NICE guidance could be made mandatory

Topics covered: Ridouts professional advice

The shadow health secretary, Andy Burnham, has revealed that under new plans a Labour government could reduce variation in access to drugs and procedures by making it mandatory for commissioners to follow national clinical guidelines.

Under the current system, NICE’s clinical guidelines are advisory, not mandatory. Andy Burnham said he wanted to“strengthen” NICE’s role and when asked if he would consider making its guidelines mandatory rather than advisory, he said: “I wouldn’t rule that out.”

He said: “We can’t just have national entitlements broken up… We need to look at how you strengthen NICE. Where they have said something is effective and affordable, on what basis does a local commissioner withhold that from somebody? I’m not comfortable with that. I don’t support that. Strengthening NICE is important because what I am seeing at the moment is CCGs beginning to take quite drastic decisions with respect to rationing. Some of this is veering into the judgmental.”
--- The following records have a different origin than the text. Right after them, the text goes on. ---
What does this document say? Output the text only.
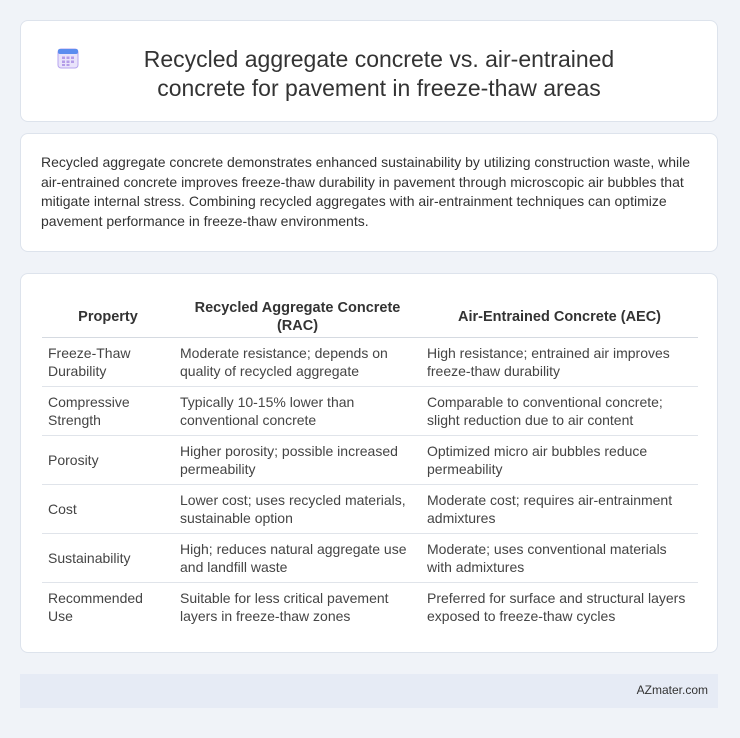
Recycled aggregate concrete vs. air-entrained concrete for pavement in freeze-thaw areas

Recycled aggregate concrete demonstrates enhanced sustainability by utilizing construction waste, while air-entrained concrete improves freeze-thaw durability in pavement through microscopic air bubbles that mitigate internal stress. Combining recycled aggregates with air-entrainment techniques can optimize pavement performance in freeze-thaw environments.

Property	Recycled Aggregate Concrete (RAC)	Air-Entrained Concrete (AEC)
Freeze-Thaw Durability	Moderate resistance; depends on quality of recycled aggregate	High resistance; entrained air improves freeze-thaw durability
Compressive Strength	Typically 10-15% lower than conventional concrete	Comparable to conventional concrete; slight reduction due to air content
Porosity	Higher porosity; possible increased permeability	Optimized micro air bubbles reduce permeability
Cost	Lower cost; uses recycled materials, sustainable option	Moderate cost; requires air-entrainment admixtures
Sustainability	High; reduces natural aggregate use and landfill waste	Moderate; uses conventional materials with admixtures
Recommended Use	Suitable for less critical pavement layers in freeze-thaw zones	Preferred for surface and structural layers exposed to freeze-thaw cycles
AZmater.com
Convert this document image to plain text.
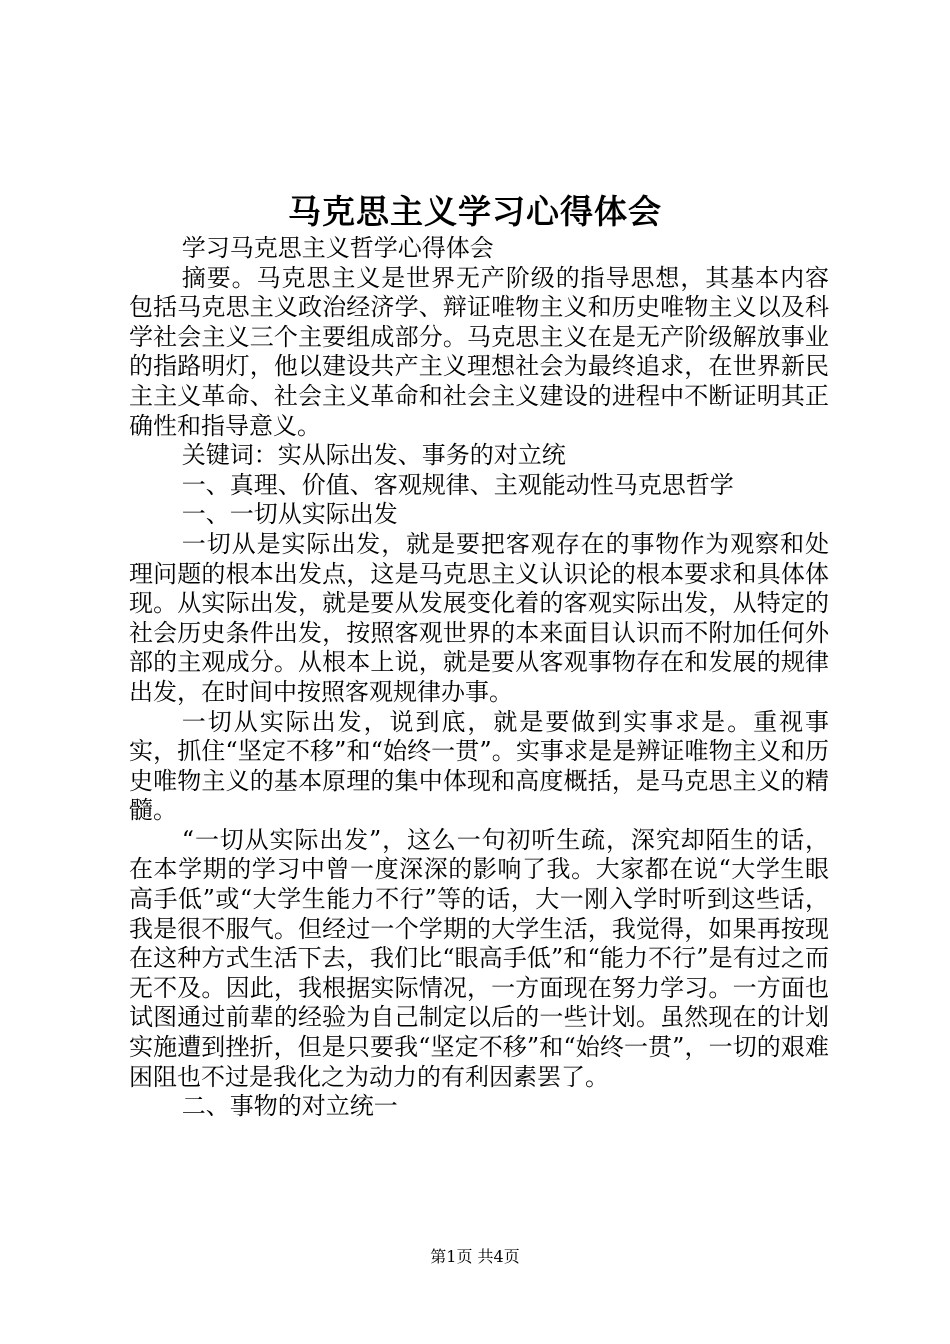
马克思主义学习心得体会

学习马克思主义哲学心得体会

摘要。马克思主义是世界无产阶级的指导思想，其基本内容包括马克思主义政治经济学、辩证唯物主义和历史唯物主义以及科学社会主义三个主要组成部分。马克思主义在是无产阶级解放事业的指路明灯，他以建设共产主义理想社会为最终追求，在世界新民主主义革命、社会主义革命和社会主义建设的进程中不断证明其正确性和指导意义。

关键词：实从际出发、事务的对立统

一、真理、价值、客观规律、主观能动性马克思哲学

一、一切从实际出发

一切从是实际出发，就是要把客观存在的事物作为观察和处理问题的根本出发点，这是马克思主义认识论的根本要求和具体体现。从实际出发，就是要从发展变化着的客观实际出发，从特定的社会历史条件出发，按照客观世界的本来面目认识而不附加任何外部的主观成分。从根本上说，就是要从客观事物存在和发展的规律出发，在时间中按照客观规律办事。

一切从实际出发，说到底，就是要做到实事求是。重视事实，抓住“坚定不移”和“始终一贯”。实事求是是辨证唯物主义和历史唯物主义的基本原理的集中体现和高度概括，是马克思主义的精髓。

“一切从实际出发”，这么一句初听生疏，深究却陌生的话，在本学期的学习中曾一度深深的影响了我。大家都在说“大学生眼高手低”或“大学生能力不行”等的话，大一刚入学时听到这些话，我是很不服气。但经过一个学期的大学生活，我觉得，如果再按现在这种方式生活下去，我们比“眼高手低”和“能力不行”是有过之而无不及。因此，我根据实际情况，一方面现在努力学习。一方面也试图通过前辈的经验为自己制定以后的一些计划。虽然现在的计划实施遭到挫折，但是只要我“坚定不移”和“始终一贯”，一切的艰难困阻也不过是我化之为动力的有利因素罢了。

二、事物的对立统一

第1页 共4页
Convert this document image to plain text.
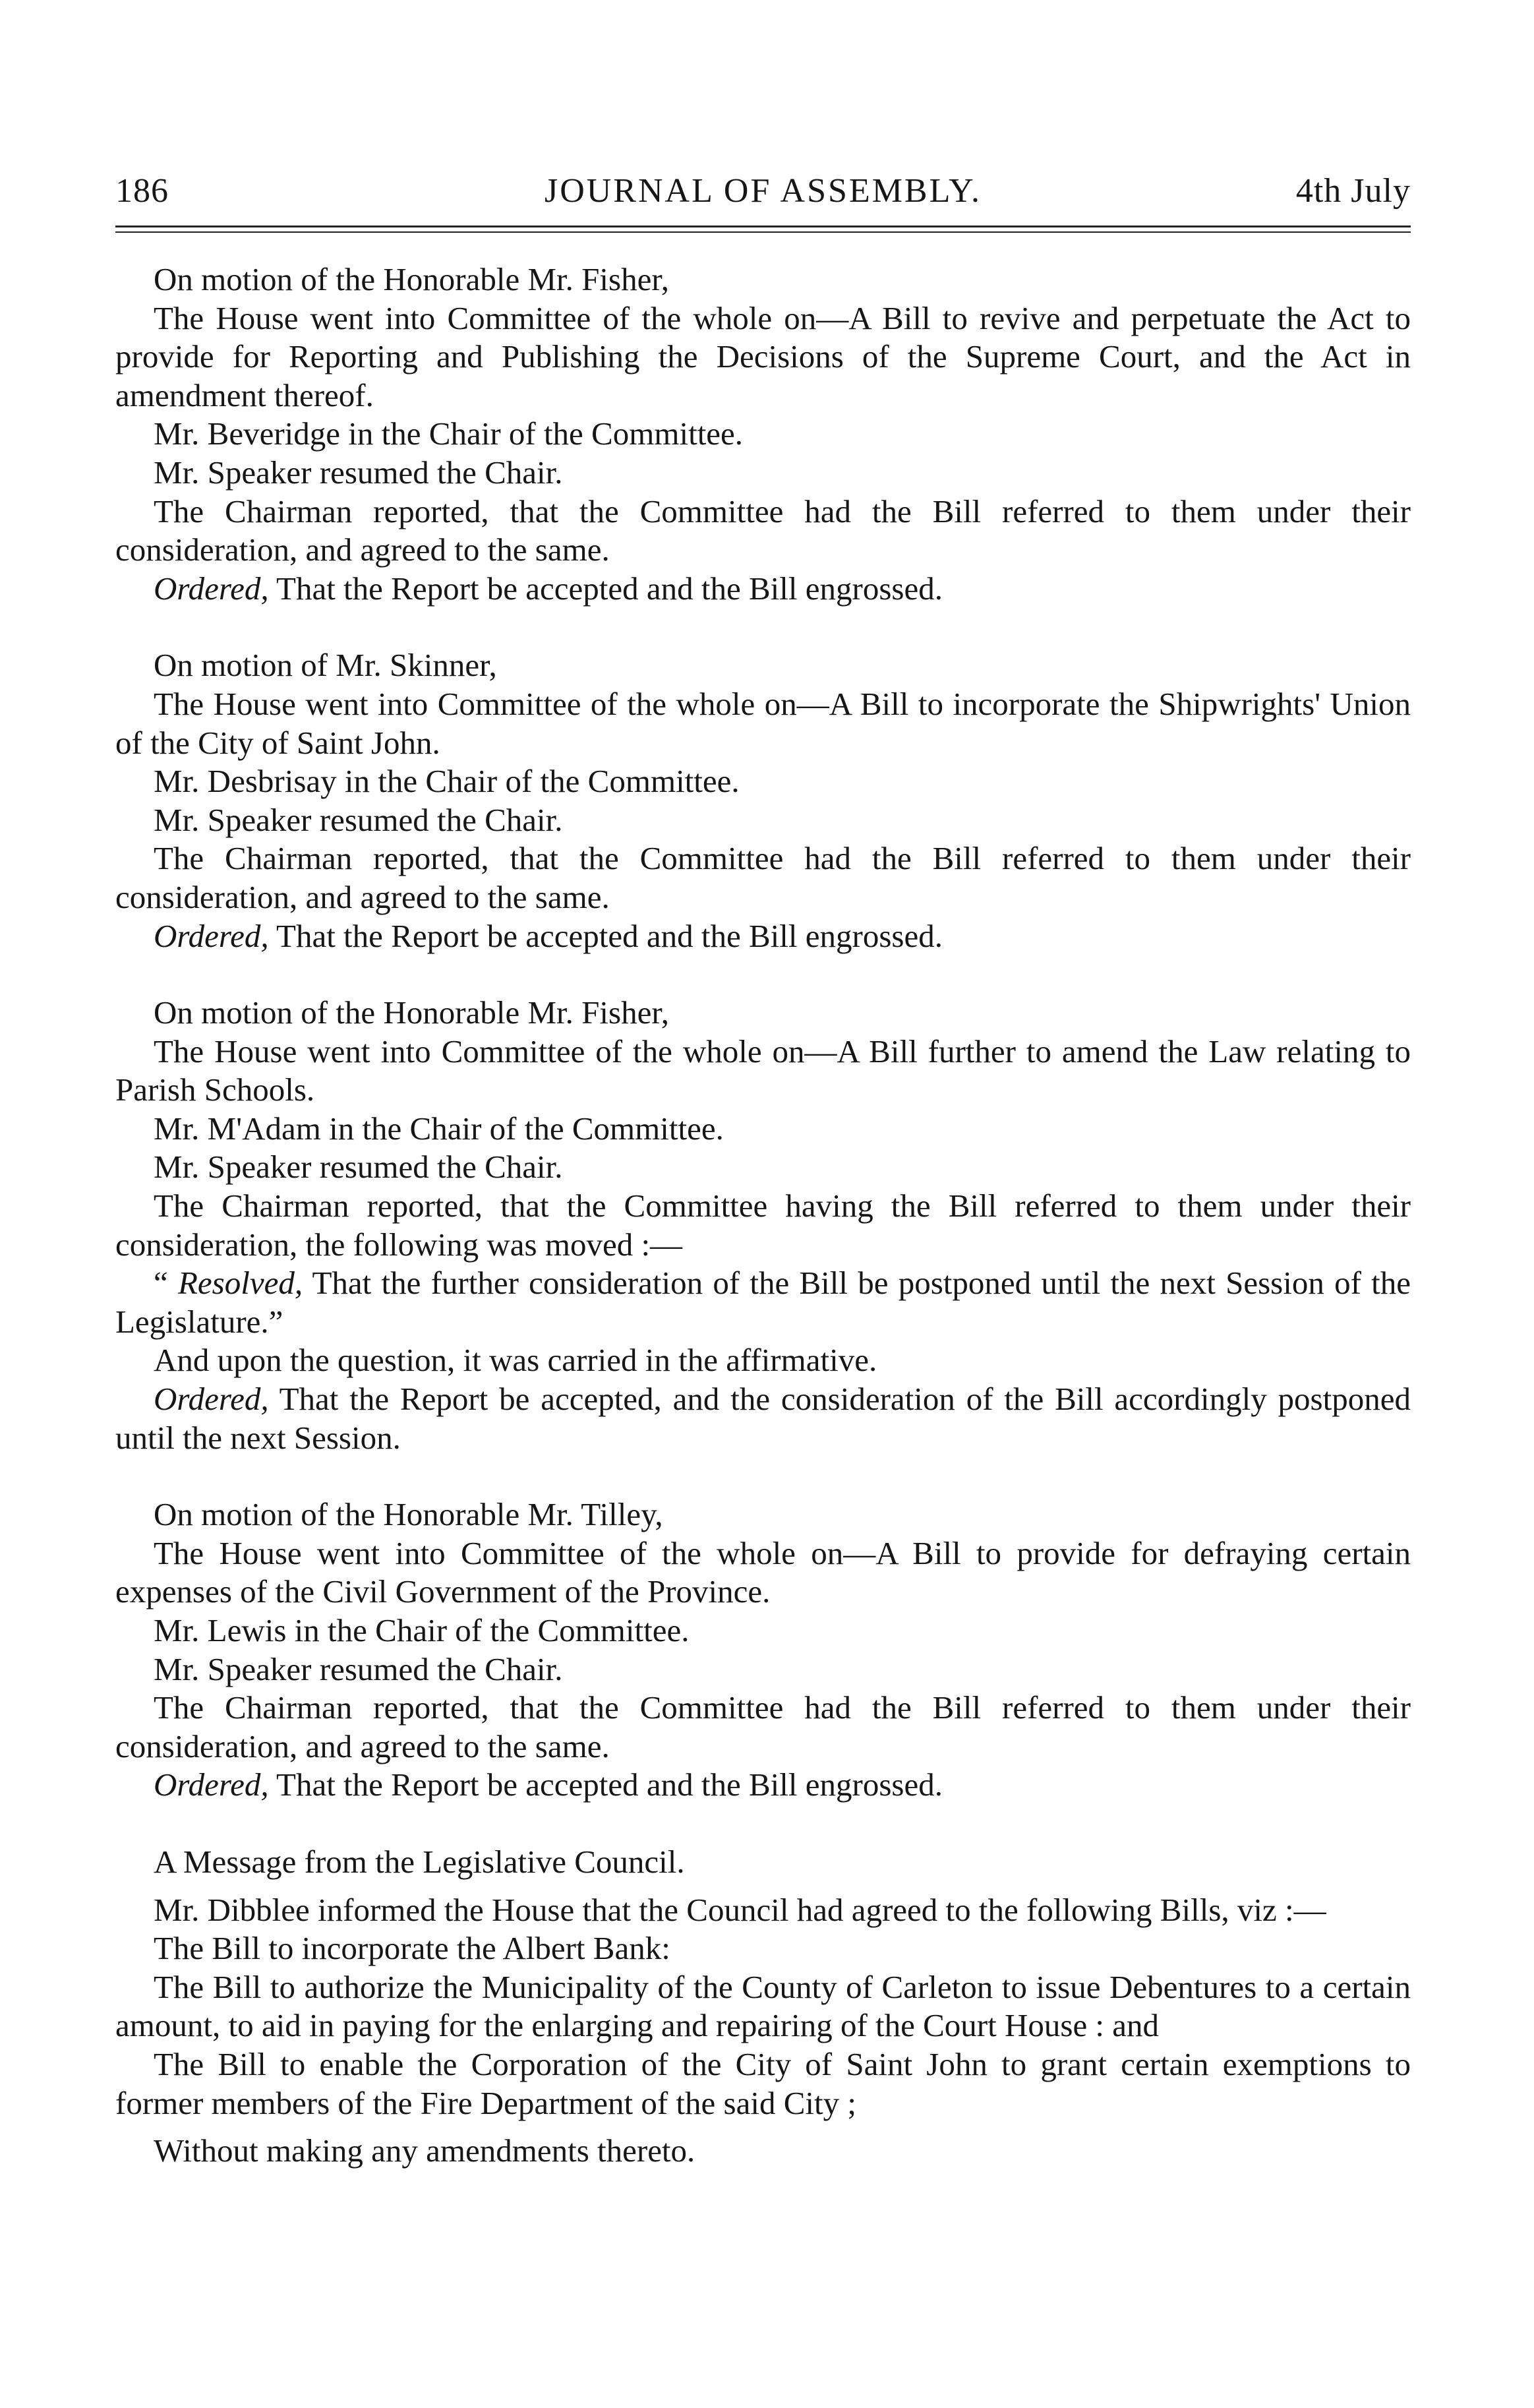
186	JOURNAL OF ASSEMBLY.	4th July

On motion of the Honorable Mr. Fisher,

The House went into Committee of the whole on—A Bill to revive and perpetuate the Act to provide for Reporting and Publishing the Decisions of the Supreme Court, and the Act in amendment thereof.

Mr. Beveridge in the Chair of the Committee.

Mr. Speaker resumed the Chair.

The Chairman reported, that the Committee had the Bill referred to them under their consideration, and agreed to the same.

Ordered, That the Report be accepted and the Bill engrossed.

On motion of Mr. Skinner,

The House went into Committee of the whole on—A Bill to incorporate the Shipwrights' Union of the City of Saint John.

Mr. Desbrisay in the Chair of the Committee.

Mr. Speaker resumed the Chair.

The Chairman reported, that the Committee had the Bill referred to them under their consideration, and agreed to the same.

Ordered, That the Report be accepted and the Bill engrossed.

On motion of the Honorable Mr. Fisher,

The House went into Committee of the whole on—A Bill further to amend the Law relating to Parish Schools.

Mr. M'Adam in the Chair of the Committee.

Mr. Speaker resumed the Chair.

The Chairman reported, that the Committee having the Bill referred to them under their consideration, the following was moved :—

“ Resolved, That the further consideration of the Bill be postponed until the next Session of the Legislature.”

And upon the question, it was carried in the affirmative.

Ordered, That the Report be accepted, and the consideration of the Bill accordingly postponed until the next Session.

On motion of the Honorable Mr. Tilley,

The House went into Committee of the whole on—A Bill to provide for defraying certain expenses of the Civil Government of the Province.

Mr. Lewis in the Chair of the Committee.

Mr. Speaker resumed the Chair.

The Chairman reported, that the Committee had the Bill referred to them under their consideration, and agreed to the same.

Ordered, That the Report be accepted and the Bill engrossed.

A Message from the Legislative Council.

Mr. Dibblee informed the House that the Council had agreed to the following Bills, viz :—

The Bill to incorporate the Albert Bank:

The Bill to authorize the Municipality of the County of Carleton to issue Debentures to a certain amount, to aid in paying for the enlarging and repairing of the Court House : and

The Bill to enable the Corporation of the City of Saint John to grant certain exemptions to former members of the Fire Department of the said City ;

Without making any amendments thereto.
Mr Burnham acknowledged making all NICE guidance “nationally binding” would be a major step with significant implications, and said he had not taken a final decision on the policy.

Mike Birtwistle, health policy expert and founding partner of consultancy Incisive Health, warned that: “If guidelines became mandatory they would be subject to far more scrutiny from commissioners who would be worried about cost and might demand more robust evidence. It would be difficult to make some clinical guidelines mandatory and some just advisory because there would be considerable debate about which guidelines were given mandatory status.”